The High-d Limit: General Properties and Weak-Coupling Perturbation Theory

General Remarks

It is a well-known fact that theoretical investigations of quantum-mechanical many-body systems are faced with severe technical problems - particularly in those dimensions which are most interesting to us, i. e. d=2,3. This is due to the complicated dynamics of such systems and the non-trivial algebra needed to describe the quantum-mechanical world. In the absence of exact methods there is clearly a great need for reliable, controlled approximation schemes. The construction of such schemes is not at all straightforward. In fact, for fermionic lattice models even the familiar concept of a "mean field theory" is considerably more delicate than in the case of most classical systems. There exists a well-established branch of approximation techniques which makes use of the simplifications that occur when some parameter (e.g. the length of the spins S, the spin degeneracy N, etc.) is taken to be large (in fact, infinite). Investigations in this limit, supplemented by an expansion in the inverse of the large parameter, may even provide valuable insight into the fundamental properties of a system where this parameter is not large.

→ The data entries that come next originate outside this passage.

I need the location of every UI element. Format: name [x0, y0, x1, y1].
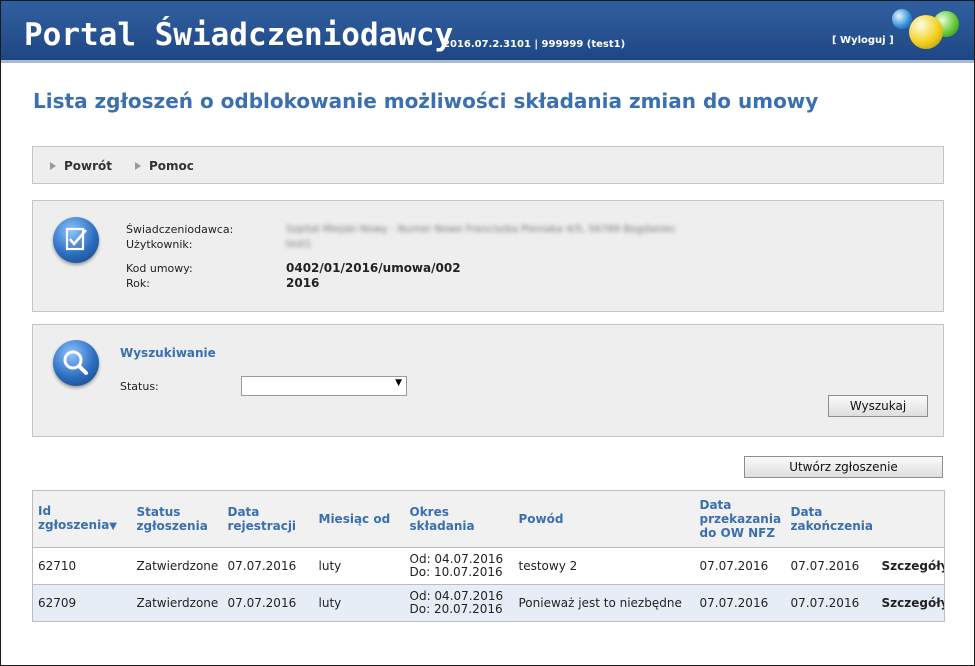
user-label: Użytkownik:	[126, 238, 193, 251]
cell-id: 62710	[32, 547, 132, 585]
info-panel: Świadczeniodawca: Szpital Miejski Nowy -…	[32, 200, 944, 312]
contract-label: Kod umowy:	[126, 262, 193, 275]
nav-item-label: Pomoc	[149, 159, 194, 173]
triangle-right-icon	[135, 162, 141, 170]
cell-registration-date: 07.07.2016	[222, 584, 314, 622]
column-header-status[interactable]: Status zgłoszenia	[131, 490, 223, 548]
column-header-id[interactable]: Id zgłoszenia▼	[32, 490, 132, 548]
table-row: 62710 Zatwierdzone 07.07.2016 luty Od: 0…	[32, 547, 945, 585]
app-title: Portal Świadczeniodawcy	[24, 17, 454, 53]
details-link[interactable]: Szczegóły	[876, 547, 945, 585]
sort-down-icon: ▼	[109, 521, 117, 532]
column-header-period[interactable]: Okres składania	[404, 490, 514, 548]
cell-status: Zatwierdzone	[131, 584, 223, 622]
provider-value: Szpital Miejski Nowy - Numer Nowe Franci…	[286, 224, 676, 235]
year-label: Rok:	[126, 277, 150, 290]
provider-label: Świadczeniodawca:	[126, 223, 234, 236]
cell-month-from: luty	[313, 584, 405, 622]
cell-id: 62709	[32, 584, 132, 622]
dropdown-arrow-icon: ▼	[395, 378, 402, 388]
column-header-transfer-date[interactable]: Data przekazania do OW NFZ	[694, 490, 786, 548]
cell-end-date: 07.07.2016	[785, 584, 877, 622]
column-header-reason[interactable]: Powód	[513, 490, 695, 548]
search-heading: Wyszukiwanie	[120, 346, 216, 360]
cell-month-from: luty	[313, 547, 405, 585]
column-header-actions	[876, 490, 945, 548]
column-header-registration-date[interactable]: Data rejestracji	[222, 490, 314, 548]
column-header-label: Id zgłoszenia	[38, 504, 110, 532]
header-bar: Portal Świadczeniodawcy 2016.07.2.3101 |…	[1, 1, 974, 63]
search-panel: Wyszukiwanie Status: ▼ Wyszukaj	[32, 324, 944, 437]
year-value: 2016	[286, 276, 320, 290]
cell-transfer-date: 07.07.2016	[694, 584, 786, 622]
column-header-month-from[interactable]: Miesiąc od	[313, 490, 405, 548]
table-row: 62709 Zatwierdzone 07.07.2016 luty Od: 0…	[32, 584, 945, 622]
app-window: Portal Świadczeniodawcy 2016.07.2.3101 |…	[0, 0, 975, 666]
cell-reason: Ponieważ jest to niezbędne	[513, 584, 695, 622]
search-button[interactable]: Wyszukaj	[828, 395, 928, 417]
period-to: Do: 20.07.2016	[409, 602, 503, 616]
cell-transfer-date: 07.07.2016	[694, 547, 786, 585]
create-request-button[interactable]: Utwórz zgłoszenie	[744, 456, 943, 478]
version-info: 2016.07.2.3101 | 999999 (test1)	[443, 39, 626, 50]
page-title: Lista zgłoszeń o odblokowanie możliwości…	[33, 89, 819, 113]
nav-item-help[interactable]: Pomoc	[135, 159, 194, 173]
details-link[interactable]: Szczegóły	[876, 584, 945, 622]
logout-link[interactable]: [ Wyloguj ]	[832, 35, 894, 46]
nav-item-back[interactable]: Powrót	[50, 159, 112, 173]
user-value: test1	[286, 239, 312, 250]
status-select[interactable]: ▼	[241, 376, 407, 396]
table-header-row: Id zgłoszenia▼ Status zgłoszenia Data re…	[32, 490, 945, 548]
cell-end-date: 07.07.2016	[785, 547, 877, 585]
cell-status: Zatwierdzone	[131, 547, 223, 585]
cell-reason: testowy 2	[513, 547, 695, 585]
status-label: Status:	[120, 380, 159, 393]
cell-period: Od: 04.07.2016 Do: 10.07.2016	[404, 547, 514, 585]
cell-period: Od: 04.07.2016 Do: 20.07.2016	[404, 584, 514, 622]
nav-panel: Powrót Pomoc	[32, 146, 944, 184]
nav-item-label: Powrót	[64, 159, 113, 173]
checklist-icon	[53, 217, 99, 263]
magnifier-icon	[53, 340, 99, 386]
requests-table: Id zgłoszenia▼ Status zgłoszenia Data re…	[32, 490, 945, 622]
contract-value: 0402/01/2016/umowa/002	[286, 261, 461, 275]
yellow-ball-icon	[909, 15, 943, 49]
column-header-end-date[interactable]: Data zakończenia	[785, 490, 877, 548]
period-to: Do: 10.07.2016	[409, 565, 503, 579]
logo-balls-icon	[887, 7, 967, 57]
cell-registration-date: 07.07.2016	[222, 547, 314, 585]
triangle-right-icon	[50, 162, 56, 170]
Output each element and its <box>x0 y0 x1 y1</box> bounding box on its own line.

In this set of lectures I will discuss a new approach to fermionic systems, based on the limit of high spatial dimensions d. The limit d→∞, which is well-known from classical physics (e. g. the Ising model), is not as academic as it might seem. In fact, we will find that in many respects the dimension d=3 of our real world is already high. In particular, we will discover that a large number of standard approximations, which are commonly used to explain experimental results, are only correct in d=∞. In this respect the limit d→∞ is useful even for physicists who are mainly interested in the application of theories.

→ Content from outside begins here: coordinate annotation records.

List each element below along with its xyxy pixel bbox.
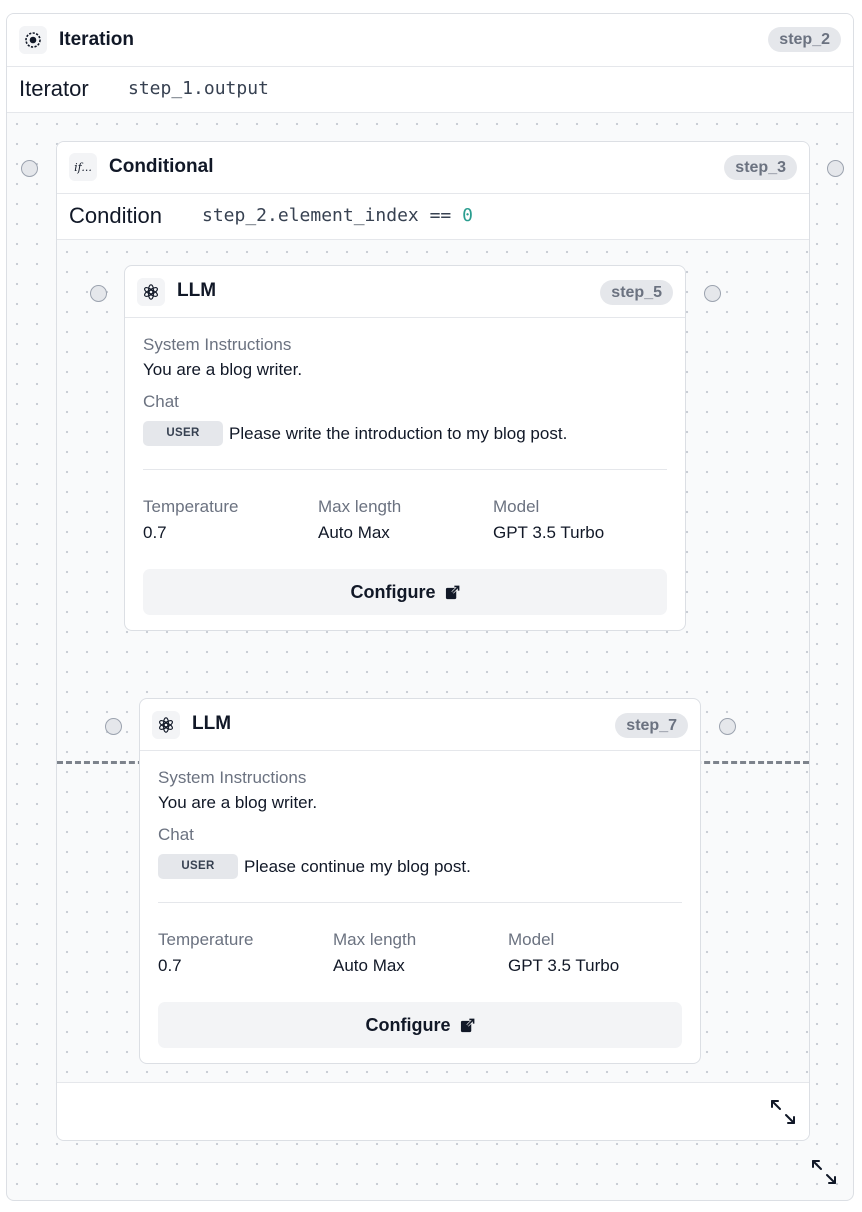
llm-header[interactable]: LLM step_5 (125, 266, 685, 318)
chat-message: Please write the introduction to my blog… (229, 424, 568, 443)
divider (158, 902, 682, 903)
openai-logo-icon (152, 711, 180, 739)
external-link-icon (445, 584, 460, 599)
llm-output-handle[interactable] (704, 285, 721, 302)
system-instructions-label: System Instructions (143, 335, 292, 354)
conditional-header[interactable]: if... Conditional step_3 (57, 142, 809, 194)
model-label: Model (508, 930, 555, 949)
conditional-title: Conditional (109, 156, 214, 177)
if-icon: if... (69, 153, 97, 181)
external-link-icon (460, 1017, 475, 1032)
max-length-value: Auto Max (333, 956, 405, 975)
expand-icon[interactable] (769, 1098, 797, 1126)
iterator-row: Iterator step_1.output (7, 67, 853, 113)
llm-input-handle[interactable] (90, 285, 107, 302)
system-instructions-label: System Instructions (158, 768, 307, 787)
llm-node[interactable]: LLM step_5 System Instructions You are a… (124, 265, 686, 631)
configure-label: Configure (350, 581, 436, 602)
condition-row: Condition step_2.element_index == 0 (57, 194, 809, 240)
model-label: Model (493, 497, 540, 516)
max-length-label: Max length (318, 497, 402, 516)
conditional-output-handle[interactable] (827, 160, 844, 177)
llm-input-handle[interactable] (105, 718, 122, 735)
iterator-value[interactable]: step_1.output (128, 78, 269, 99)
max-length-value: Auto Max (318, 523, 390, 542)
conditional-input-handle[interactable] (21, 160, 38, 177)
user-role-badge: USER (143, 421, 223, 446)
iteration-header[interactable]: Iteration step_2 (7, 14, 853, 67)
system-instructions-text: You are a blog writer. (158, 793, 318, 812)
step-badge: step_5 (600, 280, 673, 305)
user-role-badge: USER (158, 854, 238, 879)
temperature-label: Temperature (143, 497, 239, 516)
iterator-label: Iterator (19, 76, 89, 101)
conditional-footer (57, 1082, 809, 1140)
chat-label: Chat (143, 392, 179, 411)
llm-title: LLM (177, 280, 217, 301)
step-badge: step_2 (768, 27, 841, 52)
temperature-value: 0.7 (143, 523, 167, 542)
configure-button[interactable]: Configure (143, 569, 667, 615)
model-value: GPT 3.5 Turbo (493, 523, 605, 542)
expand-icon[interactable] (810, 1158, 838, 1186)
configure-button[interactable]: Configure (158, 1002, 682, 1048)
condition-value: 0 (462, 205, 473, 226)
iteration-title: Iteration (59, 29, 134, 50)
chat-message: Please continue my blog post. (244, 857, 471, 876)
step-badge: step_7 (615, 713, 688, 738)
llm-output-handle[interactable] (719, 718, 736, 735)
max-length-label: Max length (333, 930, 417, 949)
llm-header[interactable]: LLM step_7 (140, 699, 700, 751)
temperature-value: 0.7 (158, 956, 182, 975)
system-instructions-text: You are a blog writer. (143, 360, 303, 379)
chat-label: Chat (158, 825, 194, 844)
configure-label: Configure (365, 1014, 451, 1035)
condition-expression[interactable]: step_2.element_index == 0 (202, 205, 473, 226)
iteration-icon (19, 26, 47, 54)
openai-logo-icon (137, 278, 165, 306)
condition-label: Condition (69, 203, 162, 228)
model-value: GPT 3.5 Turbo (508, 956, 620, 975)
llm-title: LLM (192, 713, 232, 734)
llm-node[interactable]: LLM step_7 System Instructions You are a… (139, 698, 701, 1064)
temperature-label: Temperature (158, 930, 254, 949)
step-badge: step_3 (724, 155, 797, 180)
divider (143, 469, 667, 470)
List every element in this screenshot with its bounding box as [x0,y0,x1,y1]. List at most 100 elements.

Motivation for the large-dimension limit

In a perfectly crystalline system every lattice site has the same number of nearest neighbors (coordination number Z). In three dimensions (d=3) one has Z=6 for a simple cubic lattice (Z=2d for a hypercubic lattice in general dimensions d), Z=8 for a bcc lattice and Z=12 for an fcc-lattice. The dimensionality of a lattice system is directly described by the number Z, rather than by the somewhat more abstract "number of dimensions d". Since Z~O(10) is already quite large in d=3, such that 1/Z is rather small, it is only natural and in the general spirit of theoretical physics to consider the extreme limit Z→∞ first, and then use 1/Z as a small expansion parameter to reach finite Z.